MCGILL: Different Styles, Similar Numbers for Penava, Whiteside
The Word on the Herd
By Chuck McGill
These days, the Marshall University men’s basketball program has a reputation for offense. There’s the “Danalytics” style, which has led to consecutive years of the Herd setting the program record for points scored and 3-pointers made in a single season.
There are jokes about the D’Antonis and defense, but Marshall’s coach gets, well, defensive about that. The twist is that Dan D’Antoni, the energetic coach with an up-tempo offense, might be in charge of Shot Block U.
“Who says we can’t play defense?” D’Antoni said Friday morning before Marshall (6-3) traveled to play Toledo (5-3), Saturday, at 7 p.m.
Marshall’s Ajdin Penava, a junior forward, is No. 2 nationally in blocked shots with 38. He is averaging 4.22 through nine games this season, which might not be stunning to the Herd head coach or the player, but it is significant.
See, in 2009-10, Marshall had Hassan Whiteside, who has developed into an NBA star. Whiteside shattered shot-blocking records during his one season at Marshall, swatting 182 in 34 games – a school-record average of 5.35. That is, obviously, well ahead of Penava’s production this season, but it means Marshall could be in elite company by the end of this season.
In the past 10 years of major college basketball, only one program has produced two different players who averaged 4.0 or more blocks per game: Kentucky. Anthony Davis averaged 4.62 blocks per game in 2011-12, leading the nation. Nerlens Noel, another pro, averaged 4.42 in 2012-13, also leading the nation. With Whiteside and Penava, the Herd could join the Wildcats.
Penava is turning away shots at a career high rate, but he is piling up the rejections at 6 feet, 9 inches tall. Whiteside is 7-0 with a wingspan of 8 feet. Davis is 6-11. Noel is 6-10.
“Timing and length,” D’Antoni said. “He has the physical attributes because he has length. The other is timing. He’s smart and knows how to position himself. It’s timing and knowing how to do it without fouling.”
The Whiteside-Penava comparisons are not a reach. Whiteside was a freshman when he etched his name into the record books, but he was 20 years old at the start of the 2009-10 season. Penava is 20 now.
“I thought I would be playing like this my freshman year, but I wasn’t mentally or body-wise mature enough,” Penava said. “I always knew I had it in me, it was just a matter of time before it comes to the surface and I start showing it. I have so much freedom and Coach Dan lets me play my game.”
Through nine games, Penava has 153 points, 86 rebounds and 38 blocks. Whiteside had 112 points, 82 rebounds and 47 blocks through the first nine games of 2009-10. Penava has five double-doubles this season; Whiteside had five through his first nine games.
The numbers match, but not the style of play.

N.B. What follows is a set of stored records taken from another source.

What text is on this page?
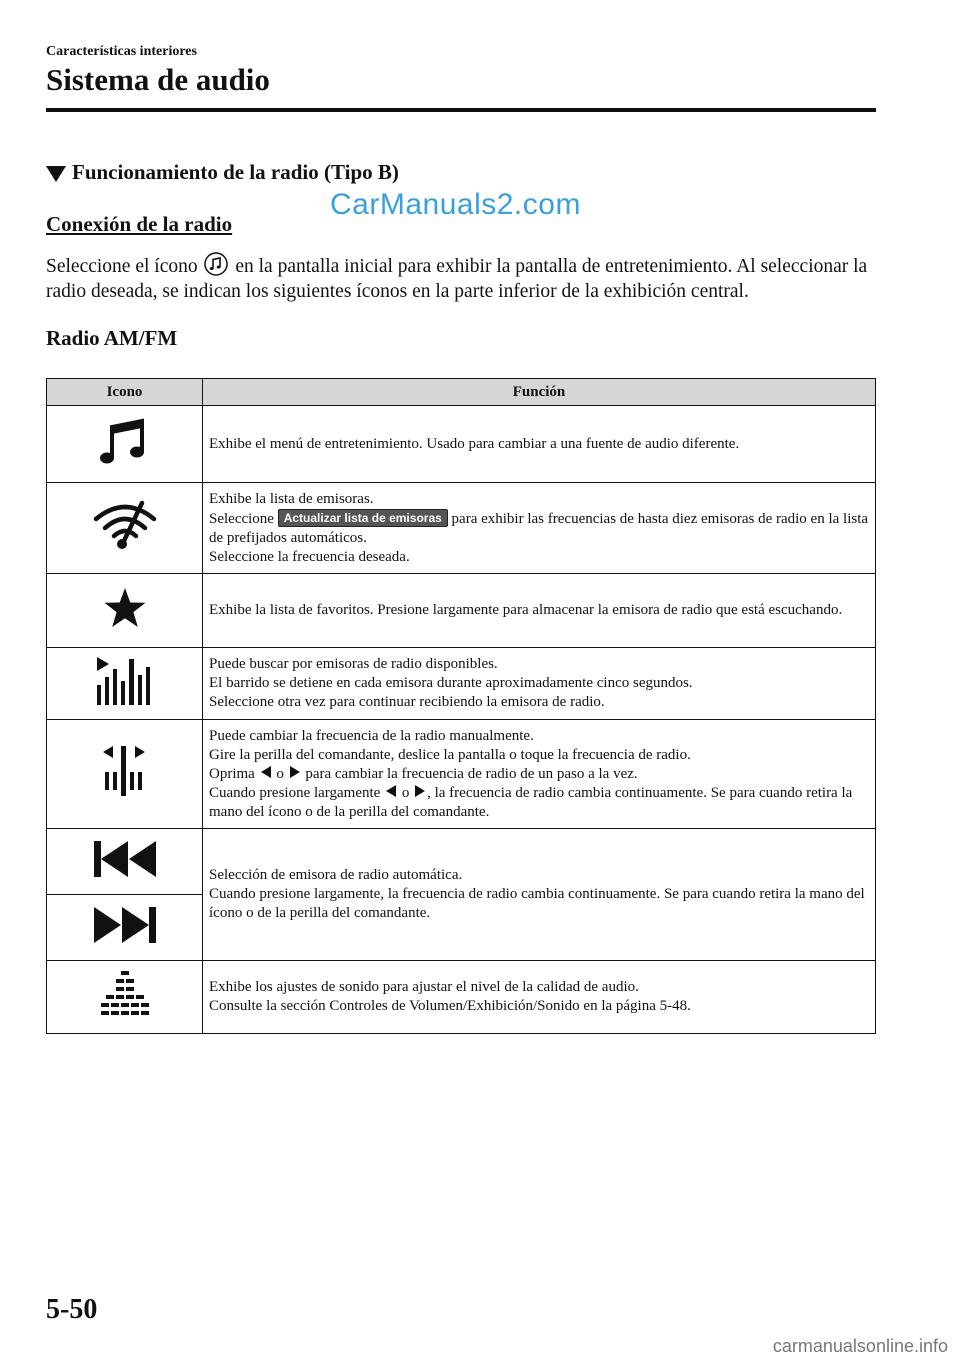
Características interiores
Sistema de audio
Funcionamiento de la radio (Tipo B)
CarManuals2.com
Conexión de la radio
Seleccione el ícono  en la pantalla inicial para exhibir la pantalla de entretenimiento. Al seleccionar la radio deseada, se indican los siguientes íconos en la parte inferior de la exhibición central.
Radio AM/FM
Icono	Función
	Exhibe el menú de entretenimiento. Usado para cambiar a una fuente de audio diferente.

Exhibe la lista de emisoras.
Seleccione Actualizar lista de emisoras para exhibir las frecuencias de hasta diez emisoras de radio en la lista de prefijados automáticos.
Seleccione la frecuencia deseada.

	Exhibe la lista de favoritos. Presione largamente para almacenar la emisora de radio que está escuchando.

Puede buscar por emisoras de radio disponibles.
El barrido se detiene en cada emisora durante aproximadamente cinco segundos.
Seleccione otra vez para continuar recibiendo la emisora de radio.

Puede cambiar la frecuencia de la radio manualmente.
Gire la perilla del comandante, deslice la pantalla o toque la frecuencia de radio.
Oprima  o  para cambiar la frecuencia de radio de un paso a la vez.
Cuando presione largamente  o , la frecuencia de radio cambia continuamente. Se para cuando retira la mano del ícono o de la perilla del comandante.

Selección de emisora de radio automática.
Cuando presione largamente, la frecuencia de radio cambia continuamente. Se para cuando retira la mano del ícono o de la perilla del comandante.

Exhibe los ajustes de sonido para ajustar el nivel de la calidad de audio.
Consulte la sección Controles de Volumen/Exhibición/Sonido en la página 5-48.
5-50
carmanualsonline.info
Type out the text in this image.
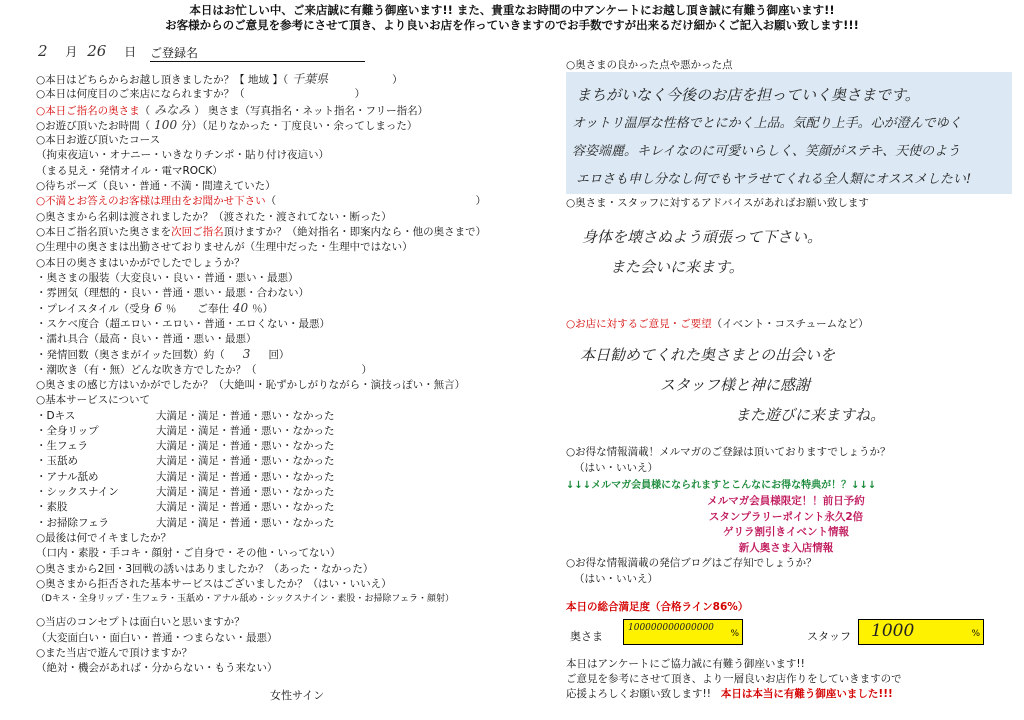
本日はお忙しい中、ご来店誠に有難う御座います!! また、貴重なお時間の中アンケートにお越し頂き誠に有難う御座います!!
お客様からのご意見を参考にさせて頂き、より良いお店を作っていきますのでお手数ですが出来るだけ細かくご記入お願い致します!!!
2 月 26 日 ご登録名
○本日はどちらからお越し頂きましたか？【 地域 】（ 千葉県	）
○本日は何度目のご来店になられますか？（	）
○本日ご指名の奥さま（ みなみ ） 奥さま（写真指名・ネット指名・フリー指名）
○お遊び頂いたお時間（ 100 分）（足りなかった・丁度良い・余ってしまった）
○本日お遊び頂いたコース
（拘束夜這い・オナニー・いきなりチンポ・貼り付け夜這い）
（まる見え・発情オイル・電マROCK）
○待ちポーズ（良い・普通・不満・間違えていた）
○不満とお答えのお客様は理由をお聞かせ下さい（　　　　　　　　　　　　　　　　　　　）
○奥さまから名刺は渡されましたか？（渡された・渡されてない・断った）
○本日ご指名頂いた奥さまを次回ご指名頂けますか？（絶対指名・即案内なら・他の奥さまで）
○生理中の奥さまは出勤させておりませんが（生理中だった・生理中ではない）
○本日の奥さまはいかがでしたでしょうか？
・奥さまの服装（大変良い・良い・普通・悪い・最悪）
・雰囲気（理想的・良い・普通・悪い・最悪・合わない）
・プレイスタイル（受身 6 ％　　ご奉仕 40 ％）
・スケベ度合（超エロい・エロい・普通・エロくない・最悪）
・濡れ具合（最高・良い・普通・悪い・最悪）
・発情回数（奥さまがイッた回数）約（ 3 回）
・潮吹き（有・無）どんな吹き方でしたか？（　　　　　　　　　　）
○奥さまの感じ方はいかがでしたか？（大絶叫・恥ずかしがりながら・演技っぽい・無言）
○基本サービスについて
・Dキス	大満足・満足・普通・悪い・なかった
・全身リップ	大満足・満足・普通・悪い・なかった
・生フェラ	大満足・満足・普通・悪い・なかった
・玉舐め	大満足・満足・普通・悪い・なかった
・アナル舐め	大満足・満足・普通・悪い・なかった
・シックスナイン	大満足・満足・普通・悪い・なかった
・素股	大満足・満足・普通・悪い・なかった
・お掃除フェラ	大満足・満足・普通・悪い・なかった
○最後は何でイキましたか？
（口内・素股・手コキ・顔射・ご自身で・その他・いってない）
○奥さまから2回・3回戦の誘いはありましたか？（あった・なかった）
○奥さまから拒否された基本サービスはございましたか？（はい・いいえ）
（Dキス・全身リップ・生フェラ・玉舐め・アナル舐め・シックスナイン・素股・お掃除フェラ・顔射）
○当店のコンセプトは面白いと思いますか？
（大変面白い・面白い・普通・つまらない・最悪）
○また当店で遊んで頂けますか？
（絶対・機会があれば・分からない・もう来ない）
女性サイン
○奥さまの良かった点や悪かった点
まちがいなく今後のお店を担っていく奥さまです。
オットリ温厚な性格でとにかく上品。気配り上手。心が澄んでゆく
容姿端麗。キレイなのに可愛いらしく、笑顔がステキ、天使のよう
エロさも申し分なし何でもヤラせてくれる全人類にオススメしたい!
○奥さま・スタッフに対するアドバイスがあればお願い致します
身体を壊さぬよう頑張って下さい。
また会いに来ます。
○お店に対するご意見・ご要望（イベント・コスチュームなど）
本日勧めてくれた奥さまとの出会いを
スタッフ様と神に感謝
また遊びに来ますね。
○お得な情報満載！メルマガのご登録は頂いておりますでしょうか？
（はい・いいえ）
↓↓↓メルマガ会員様になられますとこんなにお得な特典が！？↓↓↓
メルマガ会員様限定！！前日予約
スタンプラリーポイント永久2倍
ゲリラ割引きイベント情報
新人奥さま入店情報
○お得な情報満載の発信ブログはご存知でしょうか？
（はい・いいえ）
本日の総合満足度（合格ライン86%）
奥さま
100000000000000
%	スタッフ 1000	%
本日はアンケートにご協力誠に有難う御座います!!
ご意見を参考にさせて頂き、より一層良いお店作りをしていきますので
応援よろしくお願い致します!! 本日は本当に有難う御座いました!!!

“Ajdin reminds me a little bit of Kevin Durant on defense,” D’Antoni said. “He used to try and guard it down low all of the time, but now he’s waiting for them to go up and he’s playing them up here instead of down there. That took him a while to figure out because he had been a guard. He was playing defense below the waist, but now he plays defense above the shoulders.”
Penava, who is from Sarajevo, Bosnia and Herzegovina, said Durant is who he tries to emulate.
“We have the same type of blocks,” Penava said. “We’re not going to get the ball at the top of the backboard. It takes anticipation.”
Penava is averaging 4.75 blocks per game since the season opener. After not blocking a shot against Tennessee-Martin on Nov. 10, Penava has blocked at least five shots in five of eight games, including nine in Tuesday’s win against Chattanooga. Penava barely missed a triple-double with 10 points, nine rebounds and nine blocks.
Whiteside had three triple-doubles with points, rebounds and blocks in his 34-game Marshall career.
“I watched some of his games at Marshall,” Penava said of Whiteside. “I know what he did and how he did it. He’s much bigger than me and I know my blocks are going to be different than his. It’s crazy to think I almost had a triple-double with blocks and no one has done that here since him.”
Penava has come a long way since he first picked up a basketball as a kid, when he was too small and too weak to even get the ball to the rim. Penava loved soccer, but his parents wanted him to find an indoor sport to keep him out of the harsh winter weather. Penava gave hoops a try, and he was hooked.
“I don’t remember missing a practice even when I’m sick,” Penava said. “It’s the best part of my day when I get to play basketball.”
He never had significant spurts in height, steadily growing through the years. He added bulk, from 180 pounds as a freshman at Marshall to the 220 pounds he is today. Plus, he has increased his confidence on the court.
“My mom always told me that basketball is about the mind,” Penava said. “I feel like from my freshman year, my mind has changed a lot. I have started playing more aggressively and being mentally aggressive.”
The rest of Penava’s game has been about steady growth, too.
“Blocking shots, it comes naturally,” he said. “I’ve always had a feel for it.”